Arquitecto argentino acusado de racismo en Brasil: tercer episodio en cuatro meses
Un nuevo caso de racismo en Brasil
En los últimos cuatro meses se han registrado tres incidentes de racismo vinculados a argentinos en Brasil. Después de que Agostina Páez se hiciera conocida por sus actos discriminatorios en Río de Janeiro, el foco ahora está en Eduardo Ignacio Murias, un arquitecto de 63 años detenido por racismo. El incidente ocurrió mientras hacía turismo en la zona.

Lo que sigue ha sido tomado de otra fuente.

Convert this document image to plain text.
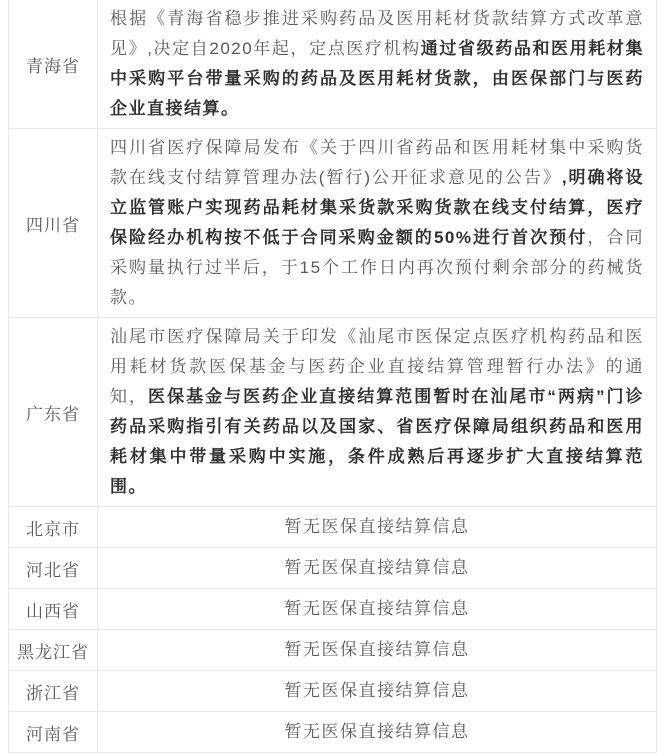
青海省	根据《青海省稳步推进采购药品及医用耗材货款结算方式改革意见》,决定自2020年起，定点医疗机构通过省级药品和医用耗材集中采购平台带量采购的药品及医用耗材货款，由医保部门与医药企业直接结算。
四川省	四川省医疗保障局发布《关于四川省药品和医用耗材集中采购货款在线支付结算管理办法(暂行)公开征求意见的公告》,明确将设立监管账户实现药品耗材集采货款采购货款在线支付结算，医疗保险经办机构按不低于合同采购金额的50%进行首次预付，合同采购量执行过半后，于15个工作日内再次预付剩余部分的药械货款。
广东省	汕尾市医疗保障局关于印发《汕尾市医保定点医疗机构药品和医用耗材货款医保基金与医药企业直接结算管理暂行办法》的通知，医保基金与医药企业直接结算范围暂时在汕尾市“两病”门诊药品采购指引有关药品以及国家、省医疗保障局组织药品和医用耗材集中带量采购中实施，条件成熟后再逐步扩大直接结算范围。
北京市	暂无医保直接结算信息
河北省	暂无医保直接结算信息
山西省	暂无医保直接结算信息
黑龙江省	暂无医保直接结算信息
浙江省	暂无医保直接结算信息
河南省	暂无医保直接结算信息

El incidente en un tren turístico
El episodio tuvo lugar el domingo en el tren Maria Fumaça, que conecta las ciudades de São João del-Rei y Tiradentes, en el estado de Minas Gerais. Durante el trayecto, lleno de familias, una mujer de Río de Janeiro celebraba su cumpleaños junto a su hijo de 7 años, su sobrina, hermana, madre y padrastro. La calma se interrumpió cuando un pasajero notó que Murias, viajando justo enfrente de la familia, estaba tomando fotografías del niño.
Alarmado, el pasajero alertó a la madre del menor. Según relató la Policía Militar, al enterarse de la situación, la madre interrogó a Murias, quien accedió a desbloquear su celular. En el dispositivo se encontraron varios mensajes racistas.
Mensajes y detención
Entre los mensajes hallados, uno decía: «Al lado mío en el tren. Es negrito pero muy lindo gorda. Lo puedo llevar de esclavo». Otros mensajes incluían: «Estoy pensando llevar un esclavo, hay muchos aquí» y «Puedo llevar una esclava para que cuide tus nietas». Los pasajeros intervinieron y retuvieron al arquitecto hasta la llegada de la policía, que finalmente lo arrestó.
Consecuencias legales
El hombre fue acusado de «injuria racista», un delito muy severo en Brasil donde el racismo es penado con cárcel. Bajo el artículo 140 del Código Penal brasileño, la injuria racial es definida como la ofensa al honor de una persona por su raza, color o etnia, siendo equiparada a racismo tras una reforma legal en 2023. Las penas ahora son de dos a cinco años de prisión, y son imprescriptibles y no excarcelables.
Reacciones de la madre
La madre del niño se comunicó con el medio local SJDD, el primero en dar a conocer la noticia, diciendo: «Esto es claramente racismo. Al ver el celular del argentino, encontramos que además de hablar de mi hijo, estaba en conversaciones para llevarse a niñas como esclavas». La mujer, de 32 años, expresó su preocupación y enfatizó que los hechos son irrefutables.
Al ser consultada, aclaró que su hijo permanece muy triste por la experiencia, mientras que Murias, según el informe de la policía, intentó justificar su comportamiento alegando que «no era racista, que solo era una broma». Inicialmente, contrató a un abogado, quien emitió un comunicado reconociendo la gravedad de la acusación, pidiendo cuidado al juzgar antes de tiempo. Sin embargo, posteriormente, el estudio legal anunció que dejaba de representarlo.